– Господи, помилуй, – протяжно пропел Михаил и далее, на протяжении всего покаянного моления, он либо старательно повторял слова великой ектении, либо просто слушал красивые песнопения и, выхватывая отдельные, очень быстро произносимые слова иерея, думал о том, к чему в данный момент обращала его покаянная молитва.
Но все время, о чем бы Гаврилов ни старался думать, мысль его, будто ведомая кем-то, приводила его к одному и тому же выводу о его личной греховности, нечистоте помыслов, безумном стремлении к страстям и всевозможным человеческим порокам.

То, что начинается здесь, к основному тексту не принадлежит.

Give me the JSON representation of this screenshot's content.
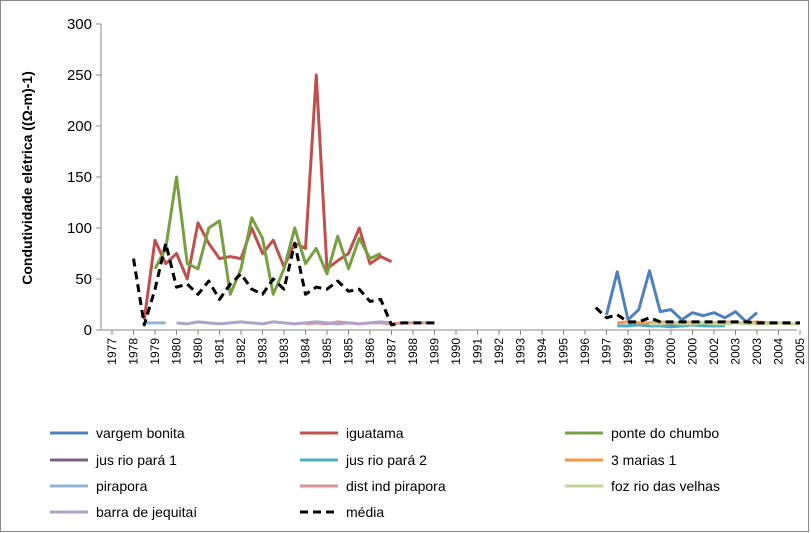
{
  "chart_data": {
    "type": "line",
    "y_label": "Condutividade elétrica ((Ω-m)-1)",
    "ylim": [
      0,
      300
    ],
    "yticks": [
      0,
      50,
      100,
      150,
      200,
      250,
      300
    ],
    "categories": [
      "1977",
      null,
      "1978",
      null,
      "1979",
      null,
      "1980",
      null,
      "1980",
      null,
      "1981",
      null,
      "1982",
      null,
      "1983",
      null,
      "1983",
      null,
      "1984",
      null,
      "1985",
      null,
      "1985",
      null,
      "1986",
      null,
      "1987",
      null,
      "1988",
      null,
      "1989",
      null,
      "1990",
      null,
      "1991",
      null,
      "1992",
      null,
      "1993",
      null,
      "1994",
      null,
      "1995",
      null,
      "1996",
      null,
      "1997",
      null,
      "1998",
      null,
      "1999",
      null,
      "2000",
      null,
      "2000",
      null,
      "2002",
      null,
      "2003",
      null,
      "2003",
      null,
      "2004",
      null,
      "2005",
      null
    ],
    "series": [
      {
        "name": "vargem bonita",
        "color": "#4f81bd",
        "values": [
          null,
          null,
          null,
          null,
          null,
          null,
          null,
          null,
          null,
          null,
          null,
          null,
          null,
          null,
          null,
          null,
          null,
          null,
          null,
          null,
          null,
          null,
          null,
          null,
          null,
          null,
          null,
          null,
          null,
          null,
          null,
          null,
          null,
          null,
          null,
          null,
          null,
          null,
          null,
          null,
          null,
          null,
          null,
          null,
          null,
          null,
          15,
          57,
          10,
          20,
          58,
          18,
          20,
          10,
          17,
          14,
          17,
          12,
          18,
          8,
          17,
          null,
          null,
          null,
          null,
          null
        ]
      },
      {
        "name": "iguatama",
        "color": "#c0504d",
        "values": [
          null,
          null,
          null,
          10,
          88,
          65,
          75,
          50,
          105,
          85,
          70,
          72,
          70,
          100,
          75,
          88,
          62,
          85,
          80,
          250,
          60,
          68,
          75,
          100,
          65,
          72,
          67,
          null,
          null,
          null,
          null,
          null,
          null,
          null,
          null,
          null,
          null,
          null,
          null,
          null,
          null,
          null,
          null,
          null,
          null,
          null,
          null,
          null,
          null,
          null,
          null,
          null,
          null,
          null,
          null,
          null,
          null,
          null,
          null,
          null,
          null,
          null,
          null,
          null,
          null,
          null
        ]
      },
      {
        "name": "ponte do chumbo",
        "color": "#77a040",
        "values": [
          null,
          null,
          78,
          null,
          60,
          80,
          150,
          65,
          60,
          100,
          107,
          35,
          60,
          110,
          90,
          35,
          60,
          100,
          65,
          80,
          55,
          92,
          60,
          90,
          70,
          75,
          null,
          null,
          null,
          null,
          null,
          null,
          null,
          null,
          null,
          null,
          null,
          null,
          null,
          null,
          null,
          null,
          null,
          null,
          null,
          null,
          null,
          null,
          null,
          null,
          null,
          null,
          null,
          null,
          null,
          null,
          null,
          null,
          null,
          null,
          null,
          null,
          null,
          null,
          null,
          null
        ]
      },
      {
        "name": "jus rio pará 1",
        "color": "#7f6084",
        "values": [
          null,
          null,
          null,
          null,
          null,
          null,
          null,
          null,
          null,
          null,
          null,
          null,
          null,
          null,
          null,
          null,
          null,
          null,
          null,
          null,
          null,
          null,
          null,
          null,
          null,
          null,
          null,
          null,
          null,
          null,
          null,
          null,
          null,
          null,
          null,
          null,
          null,
          null,
          null,
          null,
          null,
          null,
          null,
          null,
          null,
          null,
          null,
          null,
          5,
          5,
          4,
          5,
          5,
          4,
          5,
          5,
          4,
          5,
          null,
          null,
          null,
          null,
          null,
          null,
          null,
          null
        ]
      },
      {
        "name": "jus rio pará 2",
        "color": "#4bacc6",
        "values": [
          null,
          null,
          null,
          null,
          null,
          null,
          null,
          null,
          null,
          null,
          null,
          null,
          null,
          null,
          null,
          null,
          null,
          null,
          null,
          null,
          null,
          null,
          null,
          null,
          null,
          null,
          null,
          null,
          null,
          null,
          null,
          null,
          null,
          null,
          null,
          null,
          null,
          null,
          null,
          null,
          null,
          null,
          null,
          null,
          null,
          null,
          null,
          4,
          4,
          5,
          4,
          4,
          3,
          4,
          5,
          4,
          4,
          4,
          null,
          null,
          null,
          null,
          null,
          null,
          null,
          null
        ]
      },
      {
        "name": "3 marias 1",
        "color": "#f79646",
        "values": [
          null,
          null,
          null,
          null,
          null,
          null,
          null,
          null,
          null,
          null,
          null,
          null,
          null,
          null,
          null,
          null,
          null,
          null,
          null,
          null,
          null,
          null,
          null,
          null,
          null,
          null,
          null,
          null,
          null,
          null,
          null,
          null,
          null,
          null,
          null,
          null,
          null,
          null,
          null,
          null,
          null,
          null,
          null,
          null,
          null,
          null,
          null,
          7,
          8,
          7,
          7,
          8,
          7,
          7,
          8,
          7,
          7,
          8,
          7,
          7,
          8,
          7,
          7,
          7,
          null,
          null
        ]
      },
      {
        "name": "pirapora",
        "color": "#95b3d7",
        "values": [
          null,
          null,
          null,
          7,
          7,
          7,
          null,
          null,
          null,
          null,
          null,
          null,
          null,
          null,
          null,
          null,
          null,
          null,
          null,
          null,
          null,
          null,
          null,
          null,
          null,
          null,
          null,
          null,
          null,
          null,
          null,
          null,
          null,
          null,
          null,
          null,
          null,
          null,
          null,
          null,
          null,
          null,
          null,
          null,
          null,
          null,
          null,
          null,
          null,
          null,
          null,
          null,
          null,
          null,
          null,
          null,
          null,
          null,
          null,
          null,
          null,
          null,
          null,
          null,
          null,
          null
        ]
      },
      {
        "name": "dist ind pirapora",
        "color": "#d99694",
        "values": [
          null,
          null,
          null,
          null,
          null,
          null,
          null,
          null,
          null,
          null,
          null,
          null,
          null,
          null,
          null,
          null,
          null,
          null,
          6,
          7,
          6,
          8,
          7,
          6,
          7,
          7,
          6,
          7,
          7,
          7,
          7,
          null,
          null,
          null,
          null,
          null,
          null,
          null,
          null,
          null,
          null,
          null,
          null,
          null,
          null,
          null,
          null,
          null,
          null,
          null,
          null,
          null,
          null,
          null,
          null,
          null,
          null,
          null,
          null,
          null,
          null,
          null,
          null,
          null,
          null,
          null
        ]
      },
      {
        "name": "foz rio das velhas",
        "color": "#c3d69b",
        "values": [
          null,
          null,
          null,
          null,
          null,
          null,
          null,
          null,
          null,
          null,
          null,
          null,
          null,
          null,
          null,
          null,
          null,
          null,
          null,
          null,
          null,
          null,
          null,
          null,
          null,
          null,
          null,
          null,
          null,
          null,
          null,
          null,
          null,
          null,
          null,
          null,
          null,
          null,
          null,
          null,
          null,
          null,
          null,
          null,
          null,
          null,
          null,
          null,
          null,
          null,
          6,
          6,
          7,
          6,
          6,
          7,
          6,
          6,
          7,
          6,
          6,
          6,
          7,
          6,
          6,
          null
        ]
      },
      {
        "name": "barra de jequitaí",
        "color": "#b3a2c7",
        "values": [
          null,
          null,
          null,
          null,
          null,
          null,
          7,
          6,
          8,
          7,
          6,
          7,
          8,
          7,
          6,
          8,
          7,
          6,
          7,
          8,
          7,
          6,
          7,
          6,
          7,
          8,
          7,
          null,
          null,
          null,
          null,
          null,
          null,
          null,
          null,
          null,
          null,
          null,
          null,
          null,
          null,
          null,
          null,
          null,
          null,
          null,
          null,
          null,
          null,
          null,
          null,
          null,
          null,
          null,
          null,
          null,
          null,
          null,
          null,
          null,
          null,
          null,
          null,
          null,
          null,
          null
        ]
      },
      {
        "name": "média",
        "color": "#000000",
        "dashed": true,
        "values": [
          null,
          null,
          70,
          5,
          40,
          85,
          42,
          45,
          35,
          48,
          30,
          45,
          55,
          40,
          35,
          50,
          40,
          85,
          35,
          42,
          40,
          48,
          38,
          40,
          28,
          30,
          5,
          7,
          7,
          7,
          7,
          null,
          null,
          null,
          null,
          null,
          null,
          null,
          null,
          null,
          null,
          null,
          null,
          null,
          null,
          22,
          12,
          15,
          8,
          8,
          12,
          8,
          8,
          8,
          8,
          8,
          8,
          8,
          8,
          8,
          7,
          7,
          7,
          7,
          7,
          null
        ]
      }
    ]
  }
}
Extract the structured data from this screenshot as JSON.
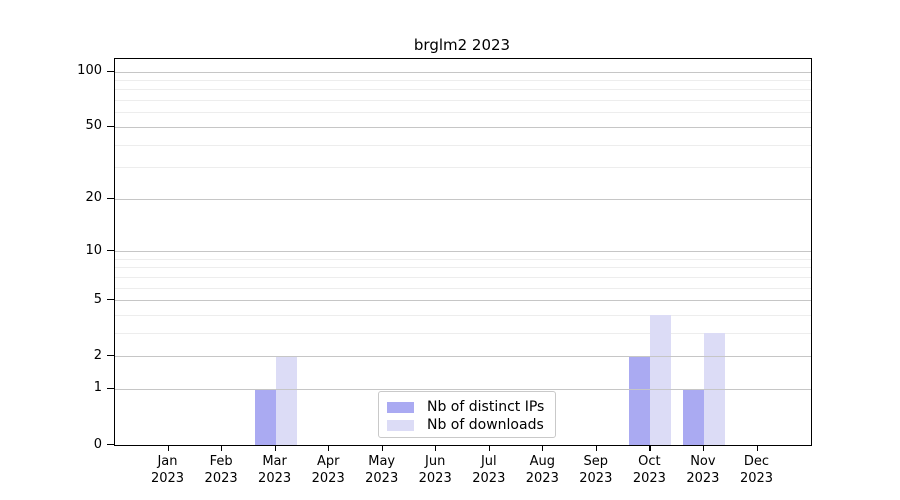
{
  "title": "brglm2 2023",
  "legend": {
    "items": [
      {
        "label": "Nb of distinct IPs",
        "color": "#aaaaf2"
      },
      {
        "label": "Nb of downloads",
        "color": "#dcdcf6"
      }
    ]
  },
  "chart_data": {
    "type": "bar",
    "title": "brglm2 2023",
    "categories": [
      "Jan",
      "Feb",
      "Mar",
      "Apr",
      "May",
      "Jun",
      "Jul",
      "Aug",
      "Sep",
      "Oct",
      "Nov",
      "Dec"
    ],
    "category_year": "2023",
    "series": [
      {
        "name": "Nb of distinct IPs",
        "color": "#aaaaf2",
        "values": [
          0,
          0,
          1,
          0,
          0,
          0,
          0,
          0,
          0,
          2,
          1,
          0
        ]
      },
      {
        "name": "Nb of downloads",
        "color": "#dcdcf6",
        "values": [
          0,
          0,
          2,
          0,
          0,
          0,
          0,
          0,
          0,
          4,
          3,
          0
        ]
      }
    ],
    "xlabel": "",
    "ylabel": "",
    "y_scale": "log1p",
    "y_ticks": [
      0,
      1,
      2,
      5,
      10,
      20,
      50,
      100
    ],
    "y_minor_ticks": [
      3,
      4,
      6,
      7,
      8,
      9,
      30,
      40,
      60,
      70,
      80,
      90
    ],
    "ylim": [
      0,
      117
    ],
    "grid": "horizontal",
    "legend_position": "lower center",
    "colors": {
      "grid_major": "#c6c6c6",
      "grid_minor": "#ededed",
      "axis": "#000000",
      "background": "#ffffff"
    }
  }
}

– С ног до головы объят я страстями и грехами, опутан гордостью и тщеславием, – признавался сам себе Михаил, стоя перед лицом всемогущего Творца, – я нахожусь в плену своих пороков, и за то несу на себе печать нечестивца. Прими же, Господи, прошение оскверненных и нечистых уст моих, недостойного и неосмысленного раба Твоего, приближающегося ко аду. Окончательно ослеплен я сластолюбием, и даже после милосердного наказания твоего за грехи мои не могу избежать я упоения страстями, оттого, наверное, сердце мое стало бесчувственным и лукавым. Стараюсь казаться благочестивым и праведным, а в мыслях своих утопаю в грязнейших пороках и низости. Молюсь о спасении и жизни вечной, а сам чураюсь добродетелей и стремлюсь ко злу. Всю жизнь свою я стремился ко греховным идеалам и удовлетворял ничтожные мирские потребности, чем снискал себе славу грешника. И не простятся мне на Страшном суде все поступки мои и мысли мои и те грехи, что снесу я на плечах своих прямо в ад. Я смеюсь над тем, что лишь рыдания и плача достойно, и горжусь тем, в чем лишь позор и стыд. И связан я по рукам и ногам, опутан узами своих хотений и самых низких и недостойнейших желаний своих. Я скорблю о том, что оторвал от меня Господь, что должно было оторвать, и не благодарю господа за Его великие добродетели. Я недостойный раб, потерявший душу свою в черной пелене беззаконий мыслей своих. И теперь лишь великий страх объемлет тело мое и грешную мою душу. Страх и боязнь кары небесной пугают меня, ибо вижу я, что неспособен я к добру божескому, что противны моему естеству чистейшие помыслы, что сластолюбие тела моего, мечущего меня к погибели, сильнее благости небесной и родника животворящей молитвы. И от всех грехов моих открылись душевные раны мои и источают они лишь зловоние и смрад. Ежедневно и ежечасно обманываю я себя обещаниями покаяться, и до сих пор не каюсь, хотя знаю, что лишь помысливший худое уже совершил его, но продолжаю мыслить о худом. Чем смогу оправдаться я перед лицом Всемогущего, как спасусь и припаду к милости его я, нечестивый?